Reconstructing Politics in the Diaspora: Discourses on the Council of Four Lands at the end of the Nineteenth Century

Naoki Mukai
Human and Environmental Studies, Kyoto University, Japan

The minute book of the Council of Four Lands, a Jewish autonomous institution in early modern Poland, was lost until today except for a few leaves. In 1871, Heinrich Graetz wrote ironically, the Jews in the time ‘had not considered it worth for effort, to preserve its documents.’ After two decades, however, the very existence of the Jewish national self-government had attracted many intellectuals in Eastern Europe, who aspired after Jewish national autonomy in Russian Empire and Poland. On response to a call for ‘Search and Research’ by Simon Dubnow, scholars, political writers and even rabbis sought for excerpts from the lost minute, and accumulated new findings in the course of time. Their efforts culminated in the monumental compilation by Israel Halperin, which offered an important corpus for the study of Jewish Politics in Diaspora.

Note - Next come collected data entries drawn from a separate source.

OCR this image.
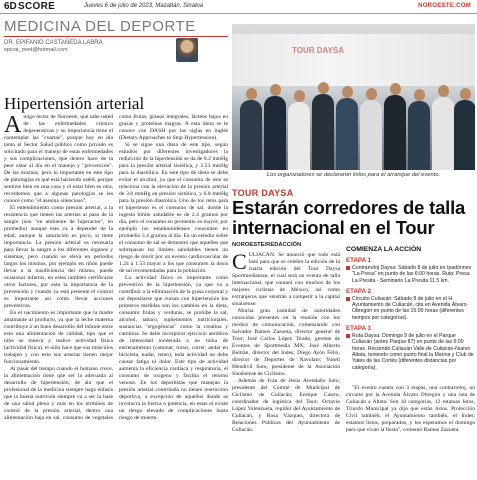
6D SCORE	Jueves 6 de julio de 2023, Mazatlán, Sinaloa	NOROESTE.COM
MEDICINA DEL DEPORTE
DR. EPIFANIO CASTAÑEDA LABRA
epicat_med@hotmail.com
Hipertensión arterial

Amigo lector de Noroeste, qué sabe usted de las enfermedades crónico degenerativas y su importancia tiene el contemplar las "cuartas", porque hoy en día tanto el Sector Salud público como privado es solicitado para el manejo de estas enfermedades y sus complicaciones, que dentro hace de la peor estar al día en el manejo y "prevención". De las mismas, pero lo importante en este tipo de patologías es qué está haciendo usted, porque sentirse bien en una cosa y el estar bien es otra, recordemos que a algunas patologías se les conoce como "el asesino silencioso".

El entendimiento como presión arterial, a la resistencia que tienen las arterias al paso de la sangre (son "en ambiente de hiperactor", en promedio) aunque esto va a depender de la edad, aunque la saturación es poco, si tiene importancia. La presión arterial es necesaria para llevar la sangre a los diferentes órganos y sistemas, pero cuando se eleva en periodos largos los mismos, por ejemplo en riñón puede llevar a la insuficiencia del mismo, puede ocasionar infartos, en estos también certificarse otros factores, por esto la importancia de la prevención y cuando ya está presente el control es importante así como llevar acciones preventivas.

En el nacimiento es importante que la madre amamante al producto, ya que la leche materna contribuye a un buen desarrollo del infante entre esto una alimentación de calidad, tipo que el niño se mueva y realice actividad física (actividad física), el niño hace que sus músculos trabajen y con esto sus arterias tienen mejor funcionamiento.

Al pasar del tiempo cuando el humano crece, la alimentación tiene que ser la adecuada al desarrollo de hipertensión, de ahí que el profesional de la medicina siempre haga énfasis que la buena nutrición siempre va a ser la base de una salud plena y más en los términos de control de la presión arterial, dentro una alimentación baja en sal, consumo de vegetales como frutas, granos integrales, lácteos bajos en grasas y proteínas magras. A esta dieta se le conoce con DASH por las siglas en inglés (Dietary Approaches to Stop Hypertension).

Si se sigue una dieta de este tipo, según estudios por diferentes investigadores la reducción de la hipertensión se da de 8.2 mmHg para la presión arterial sistólica, y 2.53 mmHg para la diastólica. En este tipo de dieta se debe evitar el alcohol, ya que el consumo de este se relaciona con la elevación de la presión arterial de 3.8 mmHg en presión sistólica, y 0.8 mmHg para la presión diastólica. Uno de los retos para el hipertenso es el consumo de sal, donde la ingesta límite saludable es de 2.4 gramos por día, pero el consumo en promedio es mayor, por ejemplo los estadounidenses consumen en promedio 3.4 gramos al día. En un estudio sobre el consumo de sal se demostró que aquellos que sobrepasan los límites saludables tienen un riesgo de morir por un evento cardiovascular de 1.24 a 1.53 mayor a los que consumen la dosis de sal recomendadas para la población.

La actividad física es importante como preventivo de la hipertensión, ya que va a contribuir a la eliminación de la grasa corporal y no depositarse que cursan con hipertensión los primeros medidas son los cambios en la dieta, consumir frutas y verduras, se prohíbe la sal, alcohol, tabaco, suplementos nutricionales, sustancias "ergogénicas" como la creatina y carnitina. Se debe incorporar ejercicio aeróbico de intensidad moderada a no ruina de entrenamiento (caminar, trotar, correr, andar en bicicleta, nadar, remo), toda actividad no debe causar fatiga ni dolor. Este tipo de actividad aumenta la eficiencia cardíaca y respiratoria, el consumo de oxígeno y facilita el retorno venoso. En los deportistas que manejan la presión arterial controlada no tienen restricción deportiva, a excepción de aquellos donde se involucra la fuerza o potencia, en estas el existe un riesgo elevado de complicaciones hasta riesgo de muerte.

TOUR DAYSA
Los organizadores se declararon listos para el arranque del evento.
TOUR DAYSA
Estarán corredores de talla internacional en el Tour
NOROESTE/REDACCIÓN

CULIACÁN. Se anunció que todo está listo para que se celebre la edición de la cuarta edición del Tour Daysa Sportmediaman, el cual será un evento de talla internacional, que contará con muchos de los mejores ciclistas de México, así como extranjeros que vendrán a competir a la capital sinaloense.

Mucha gran cantidad de autoridades conocidas presentes en la reunión con los medios de comunicación, comenzando con Salvador Ramos Zazueta, director general de Tour; José Carlos López Tirado, gerente de Eventos de Sportmedia MX; José Alberto Beltrán, director del Indes; Diego Ayón Félix, director de Deportes de Navolato; Yusell Mendivil Soto, presidente de la Asociación Sinaloense de Ciclismo.

Además de Iván de Jesús Avendaño Soto, presidente del Comité de Municipal de Ciclismo de Culiacán; Enrique Castro, coordinador de logística del Tour; Octavio López Valenzuela, regidor del Ayuntamiento de Culiacán, y Rosa Vázquez, directora de Relaciones Públicas del Ayuntamiento de Culiacán.

COMIENZA LA ACCIÓN
ETAPA 1
Contrarreloj Daysa: Sábado 8 de julio en Ipadónnes "La Presa" en punto de las 6:00 horas. Ruta: Presa La Presita - Seminario La Presita 11.5 km.
ETAPA 2
Circuito Culiacán: Sábado 8 de julio en el H. Ayuntamiento de Culiacán, cita en Avenida Álvaro Obregón en punto de las 15:00 horas (diferentes tiempos por categorías).
ETAPA 3
Ruta Daysa: Domingo 9 de julio en el Parque Culiacán (antes Parque 87) en punto de las 6:00 horas. Recorrido Culiacán Valle de Culiacán-Nuevo Altata, teniendo como punto final la Marina y Club de Yates de las Cortés (diferentes distancias por categoría).
"El evento cuenta con 3 etapas, una contrarreloj, un circuito por la Avenida Álvaro Obregón y una ruta de Culiacán a Altata. Son 10 categorías, 12 estatuas fotos, Triunfo Municipal ya dijo que están listos. Protección Civil también, el Ayuntamiento también, el Indes; estamos listos, preparados, y los esperamos el domingo para que vivan la fiesta", comentó Ramos Zazueta.
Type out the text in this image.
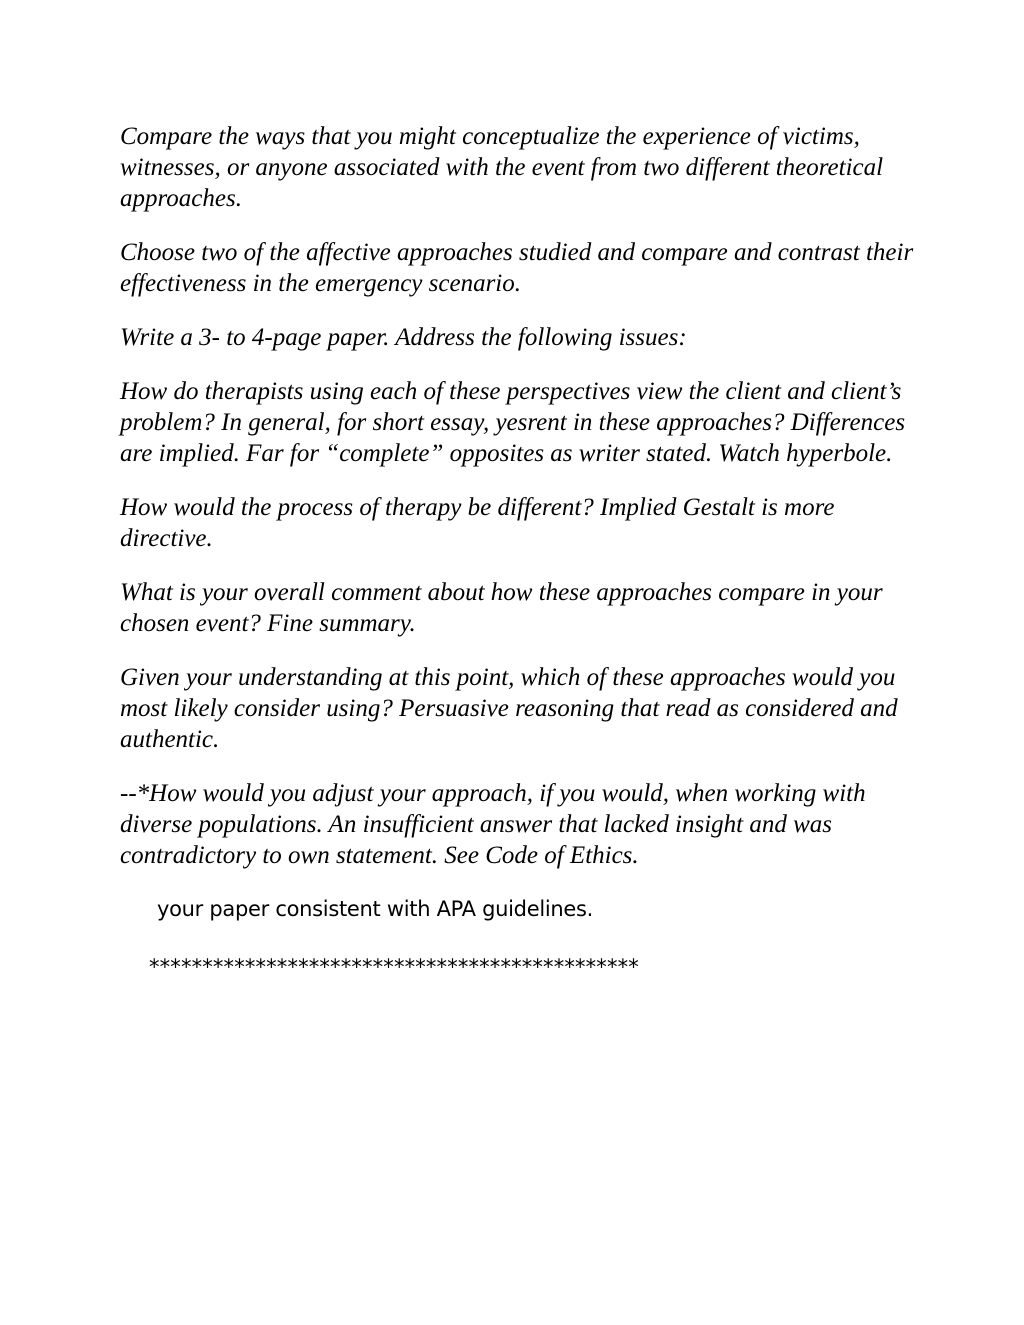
Compare the ways that you might conceptualize the experience of victims, witnesses, or anyone associated with the event from two different theoretical approaches.

Choose two of the affective approaches studied and compare and contrast their effectiveness in the emergency scenario.

Write a 3- to 4-page paper. Address the following issues:

How do therapists using each of these perspectives view the client and client’s problem? In general, for short essay, yesrent in these approaches? Differences are implied. Far for “complete” opposites as writer stated. Watch hyperbole.

How would the process of therapy be different? Implied Gestalt is more directive.

What is your overall comment about how these approaches compare in your chosen event? Fine summary.

Given your understanding at this point, which of these approaches would you most likely consider using? Persuasive reasoning that read as considered and authentic.

--*How would you adjust your approach, if you would, when working with diverse populations. An insufficient answer that lacked insight and was contradictory to own statement. See Code of Ethics.

your paper consistent with APA guidelines.

**********************************************
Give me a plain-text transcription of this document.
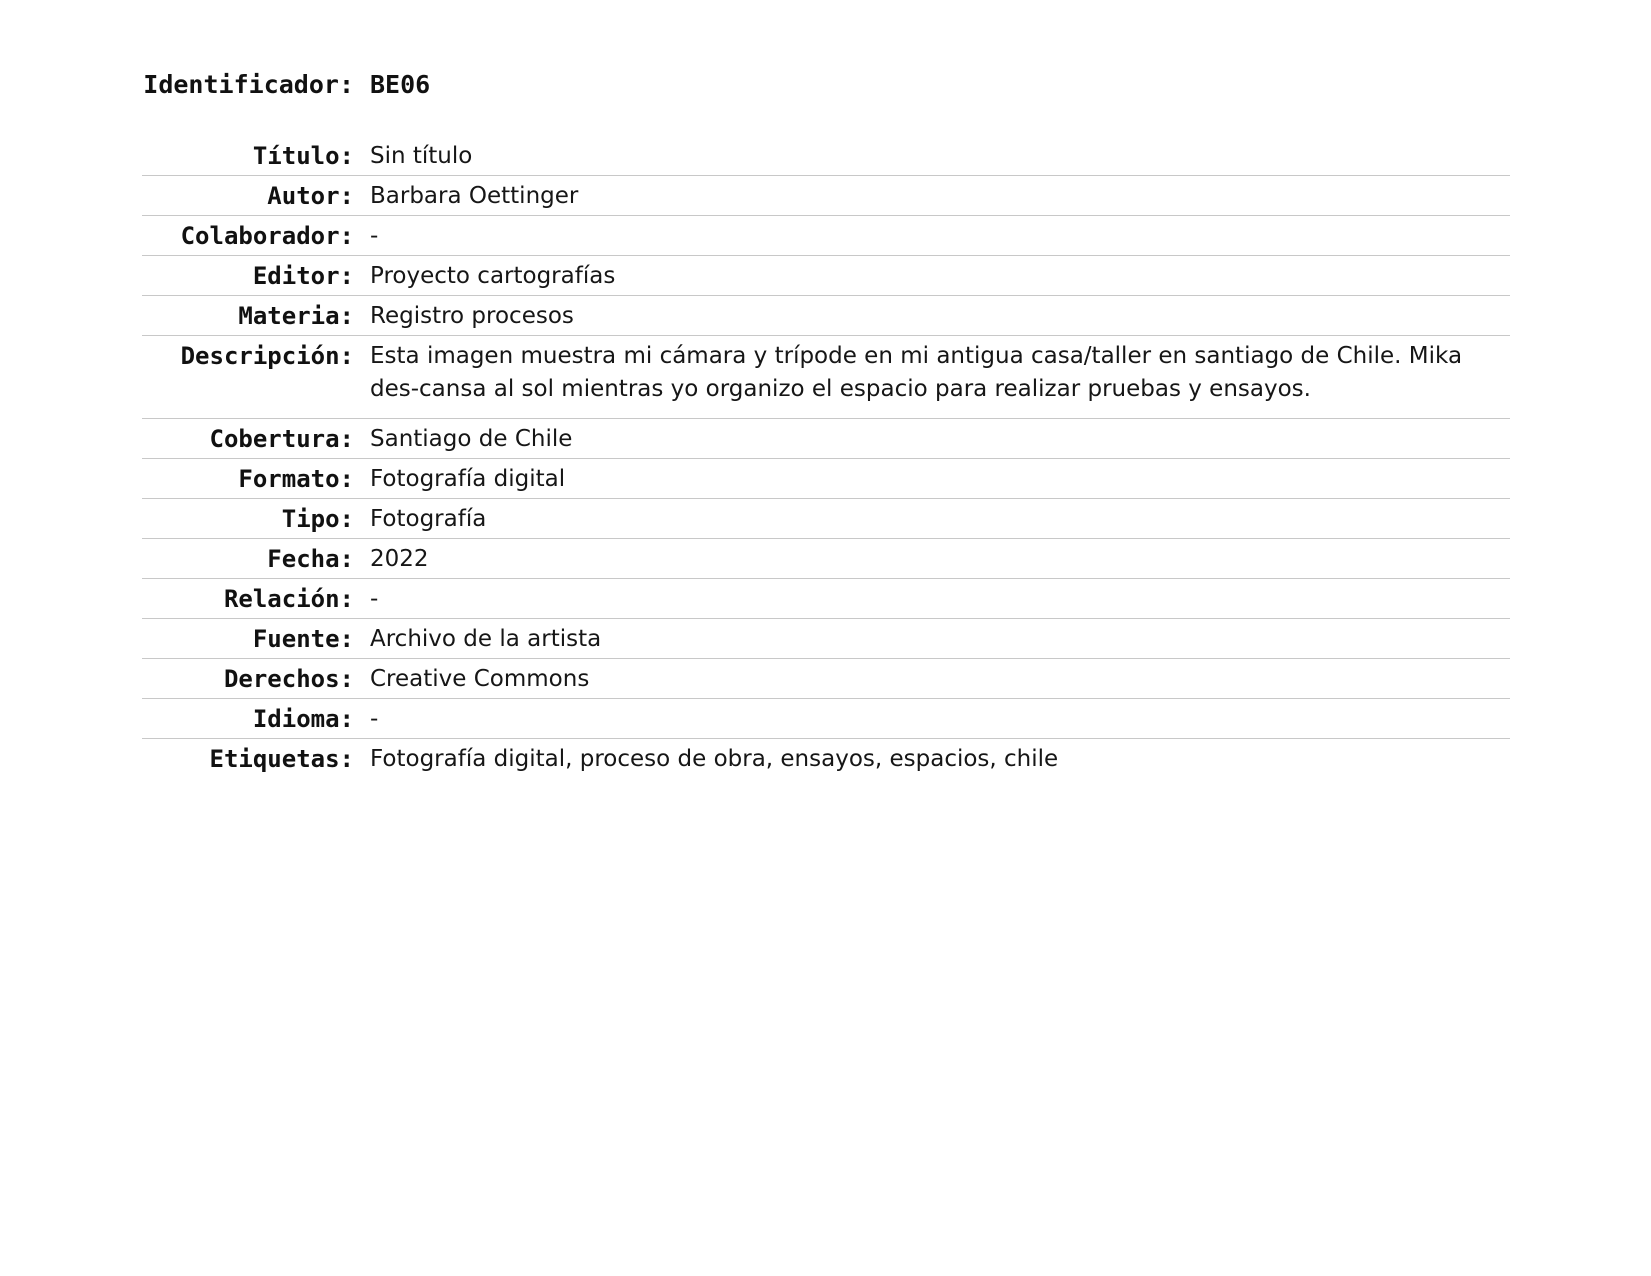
Identificador: BE06
Título: Sin título
Autor: Barbara Oettinger
Colaborador: -
Editor: Proyecto cartografías
Materia: Registro procesos
Descripción: Esta imagen muestra mi cámara y trípode en mi antigua casa/taller en santiago de Chile. Mika des-cansa al sol mientras yo organizo el espacio para realizar pruebas y ensayos.
Cobertura: Santiago de Chile
Formato: Fotografía digital
Tipo: Fotografía
Fecha: 2022
Relación: -
Fuente: Archivo de la artista
Derechos: Creative Commons
Idioma: -
Etiquetas: Fotografía digital, proceso de obra, ensayos, espacios, chile
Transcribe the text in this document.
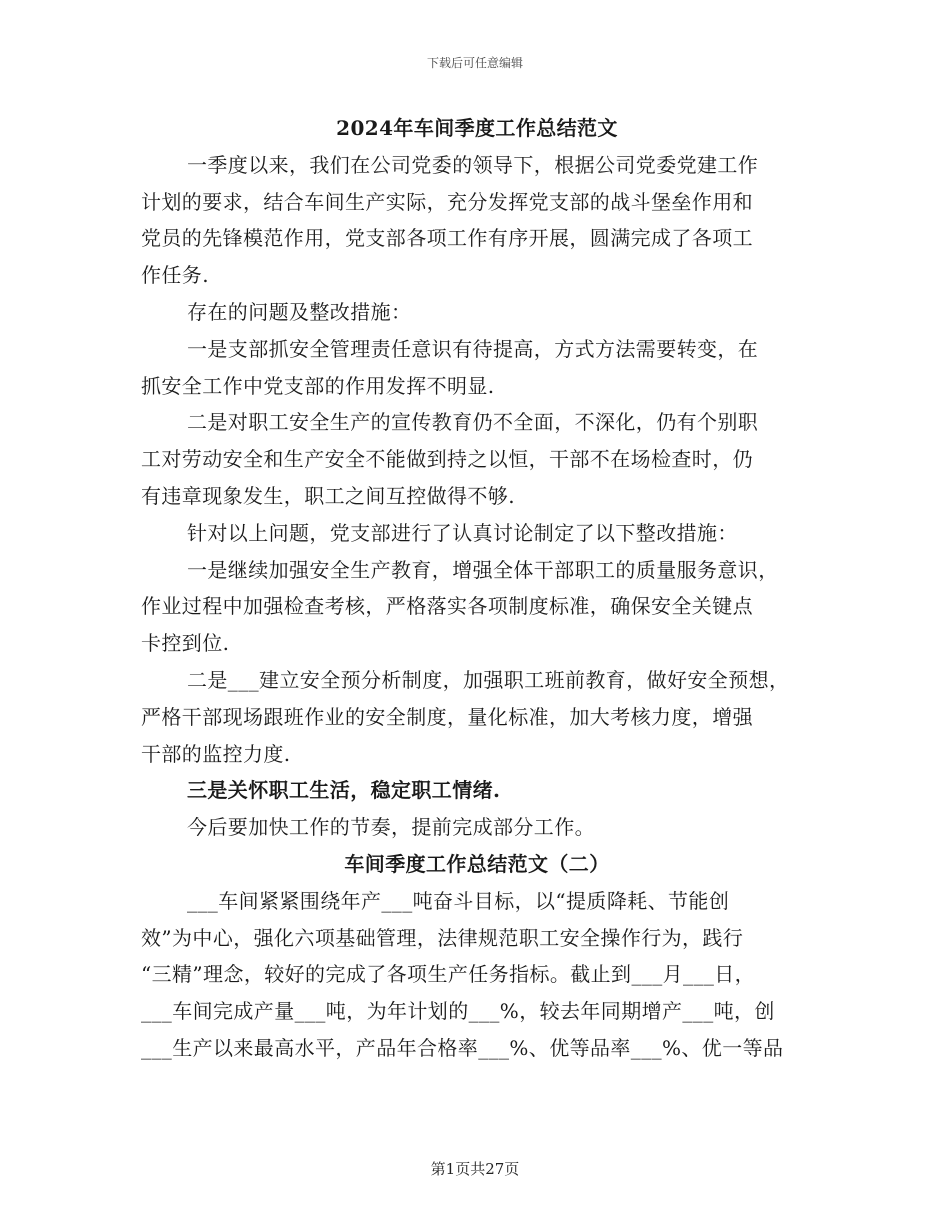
下载后可任意编辑
2024年车间季度工作总结范文
一季度以来，我们在公司党委的领导下，根据公司党委党建工作
计划的要求，结合车间生产实际，充分发挥党支部的战斗堡垒作用和
党员的先锋模范作用，党支部各项工作有序开展，圆满完成了各项工
作任务.
存在的问题及整改措施：
一是支部抓安全管理责任意识有待提高，方式方法需要转变，在
抓安全工作中党支部的作用发挥不明显.
二是对职工安全生产的宣传教育仍不全面，不深化，仍有个别职
工对劳动安全和生产安全不能做到持之以恒，干部不在场检查时，仍
有违章现象发生，职工之间互控做得不够.
针对以上问题，党支部进行了认真讨论制定了以下整改措施：
一是继续加强安全生产教育，增强全体干部职工的质量服务意识，
作业过程中加强检查考核，严格落实各项制度标准，确保安全关键点
卡控到位.
二是___建立安全预分析制度，加强职工班前教育，做好安全预想，
严格干部现场跟班作业的安全制度，量化标准，加大考核力度，增强
干部的监控力度.
三是关怀职工生活，稳定职工情绪.
今后要加快工作的节奏，提前完成部分工作。
车间季度工作总结范文（二）
___车间紧紧围绕年产___吨奋斗目标，以“提质降耗、节能创
效”为中心，强化六项基础管理，法律规范职工安全操作行为，践行
“三精”理念，较好的完成了各项生产任务指标。截止到___月___日，
___车间完成产量___吨，为年计划的___%，较去年同期增产___吨，创
___生产以来最高水平，产品年合格率___%、优等品率___%、优一等品
第1页共27页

My paper will discuss the initial phase in the history of study on the Council. When pioneers started to describe Council’s activities, they had few materials and thus introduced many presumptions in order to characterize its autonomous framework. While some of these were validated afterwards, others proved unfounded, but betraying images of Jewish self-government à la fin de siècle. Alongside major figures in the research history of the Council, I would like topay attention to the correspondence between Graetz, one of the champions of the Wissenschaft des Judentums in Germany, Nathan Dembitzer, a rabbi and modern Posek in Cracow, and Nahum Sokolow, a journalist and one of the leading figures in Zionist movements in Russia.